Benchmarking Heritability Estimation Strategies Across 86 Configurations and Their Downstream Effect on Polygenic Risk Score Performance
Muhammad Muneeb, David B. Ascher
TLDR
This study benchmarks 86 heritability estimation strategies, finding significant variability in estimates but surprisingly robust polygenic risk score performance.
Key contributions
- Benchmarked 86 heritability estimation configurations across 6 tool families and 10 UK Biobank phenotypes.
- Found heritability estimates varied widely (e.g., -0.862 to 2.735), with algorithm choice having the largest effect.
- Demonstrated that downstream polygenic risk score (PRS) performance is only weakly coupled to heritability magnitude.

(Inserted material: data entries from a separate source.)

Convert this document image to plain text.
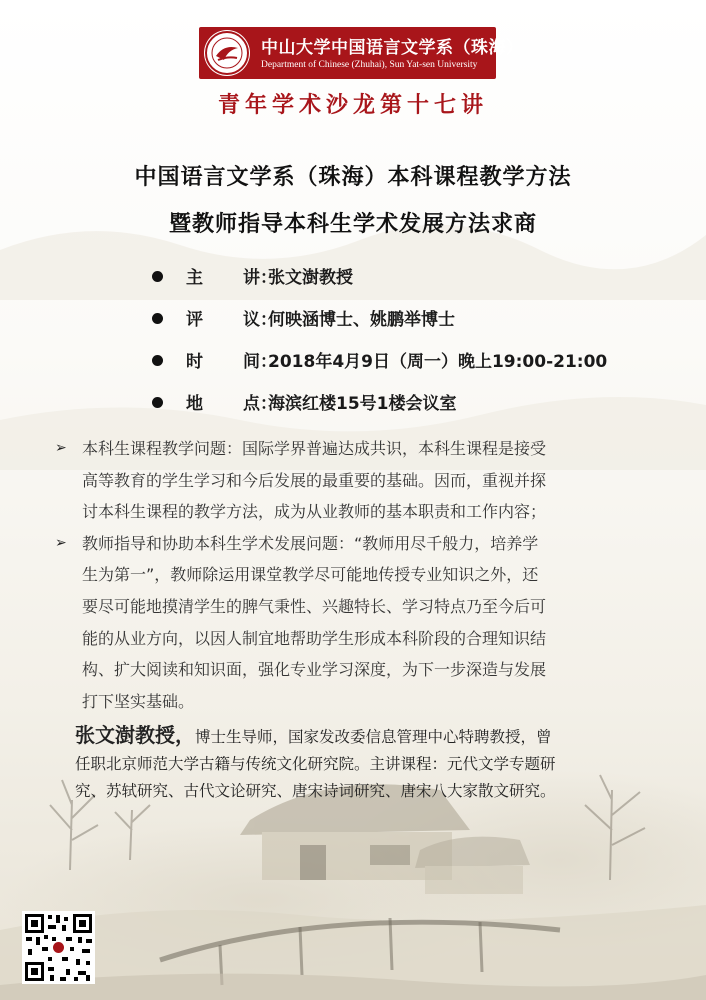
中山大学中国语言文学系（珠海）
Department of Chinese (Zhuhai), Sun Yat-sen University
青年学术沙龙第十七讲
中国语言文学系（珠海）本科课程教学方法
暨教师指导本科生学术发展方法求商
主 讲：张文澍教授
评 议：何映涵博士、姚鹏举博士
时 间：2018年4月9日（周一）晚上19:00-21:00
地 点：海滨红楼15号1楼会议室
➢ 本科生课程教学问题：国际学界普遍达成共识，本科生课程是接受
高等教育的学生学习和今后发展的最重要的基础。因而，重视并探
讨本科生课程的教学方法，成为从业教师的基本职责和工作内容；
➢ 教师指导和协助本科生学术发展问题：“教师用尽千般力，培养学
生为第一”，教师除运用课堂教学尽可能地传授专业知识之外，还
要尽可能地摸清学生的脾气秉性、兴趣特长、学习特点乃至今后可
能的从业方向，以因人制宜地帮助学生形成本科阶段的合理知识结
构、扩大阅读和知识面，强化专业学习深度，为下一步深造与发展
打下坚实基础。
张文澍教授，博士生导师，国家发改委信息管理中心特聘教授，曾
任职北京师范大学古籍与传统文化研究院。主讲课程：元代文学专题研
究、苏轼研究、古代文论研究、唐宋诗词研究、唐宋八大家散文研究。
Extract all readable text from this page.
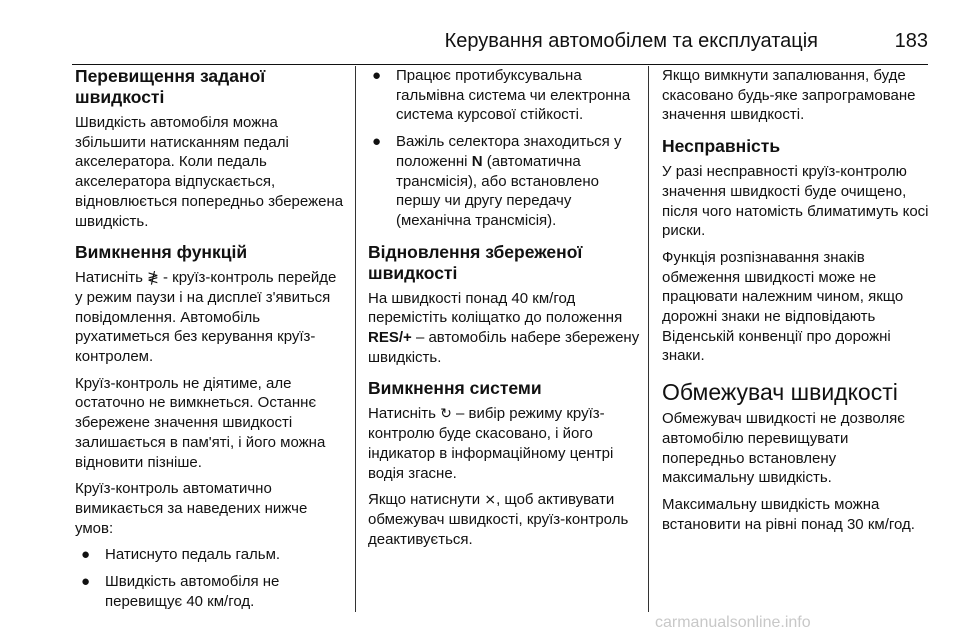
Керування автомобілем та експлуатація	183
Перевищення заданої швидкості

Швидкість автомобіля можна збільшити натисканням педалі акселератора. Коли педаль акселератора відпускається, відновлюється попередньо збережена швидкість.

Вимкнення функцій

Натисніть ≹ - круїз-контроль перейде у режим паузи і на дисплеї з'явиться повідомлення. Автомобіль рухатиметься без керування круїз-контролем.

Круїз-контроль не діятиме, але остаточно не вимкнеться. Останнє збережене значення швидкості залишається в пам'яті, і його можна відновити пізніше.

Круїз-контроль автоматично вимикається за наведених нижче умов:

● Натиснуто педаль гальм.
● Швидкість автомобіля не перевищує 40 км/год.
● Працює протибуксувальна гальмівна система чи електронна система курсової стійкості.
● Важіль селектора знаходиться у положенні N (автоматична трансмісія), або встановлено першу чи другу передачу (механічна трансмісія).
Відновлення збереженої швидкості

На швидкості понад 40 км/год перемістіть коліщатко до положення RES/+ – автомобіль набере збережену швидкість.

Вимкнення системи

Натисніть ↻ – вибір режиму круїз-контролю буде скасовано, і його індикатор в інформаційному центрі водія згасне.

Якщо натиснути ⨯, щоб активувати обмежувач швидкості, круїз-контроль деактивується.

Якщо вимкнути запалювання, буде скасовано будь-яке запрограмоване значення швидкості.

Несправність

У разі несправності круїз-контролю значення швидкості буде очищено, після чого натомість блиматимуть косі риски.

Функція розпізнавання знаків обмеження швидкості може не працювати належним чином, якщо дорожні знаки не відповідають Віденській конвенції про дорожні знаки.

Обмежувач швидкості

Обмежувач швидкості не дозволяє автомобілю перевищувати попередньо встановлену максимальну швидкість.

Максимальну швидкість можна встановити на рівні понад 30 км/год.

carmanualsonline.info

- Concluded SNP heritability is a configuration-sensitive parameter, not a stable scalar, requiring full specification.
Why it matters
This paper highlights that SNP heritability is a configuration-dependent parameter, not a universal constant. It underscores the importance of reporting full estimation specifications and shows that polygenic risk score performance is robust to moderate variations in heritability inputs. This is crucial for reliable genetic research.
Original Abstract
Objective: SNP heritability estimates vary substantially across estimation strategies, yet the downstream consequences for polygenic risk score (PRS) construction remain poorly characterised. We systematically benchmarked heritability estimation configurations and assessed their propagation into downstream PRS performance. Methods: We benchmarked 86 heritability-estimation configurations spanning six tool families (GEMMA, GCTA, LDAK, DPR, LDSC, and SumHer) and ten method groups across 10 UK Biobank phenotypes, yielding 844 configuration-level estimates. Each estimate was propagated into GCTA-SBLUP and LDpred2-lassosum2 PRS frameworks and evaluated across five cross-validation folds using null, PRS-only, and full models. Eleven binary analytical contrasts were tested using Mann-Whitney U tests to identify drivers of heritability variability. Results: Heritability ranged from -0.862 to 2.735 (mean = 0.134, SD = 0.284), with 133 of 844 estimates (15.8%) being negative and concentrated in unconstrained estimation regimes. Ten of eleven analytical contrasts significantly affected heritability magnitude, with algorithm choice and GRM standardisation showing the largest effects. Despite this upstream variability, downstream PRS test performance was only weakly coupled to heritability magnitude: pooled Pearson correlations between h^2 and test AUC were r = -0.023 for GCTA-SBLUP and r = +0.014 for LDpred2-lassosum2, with both being non-significant. Conclusion: SNP heritability is best interpreted as a configuration-sensitive modelling parameter rather than a universally stable scalar input. Heritability estimates should always be reported alongside their full estimation specification, and downstream PRS performance is comparatively robust to moderate variation in the heritability input.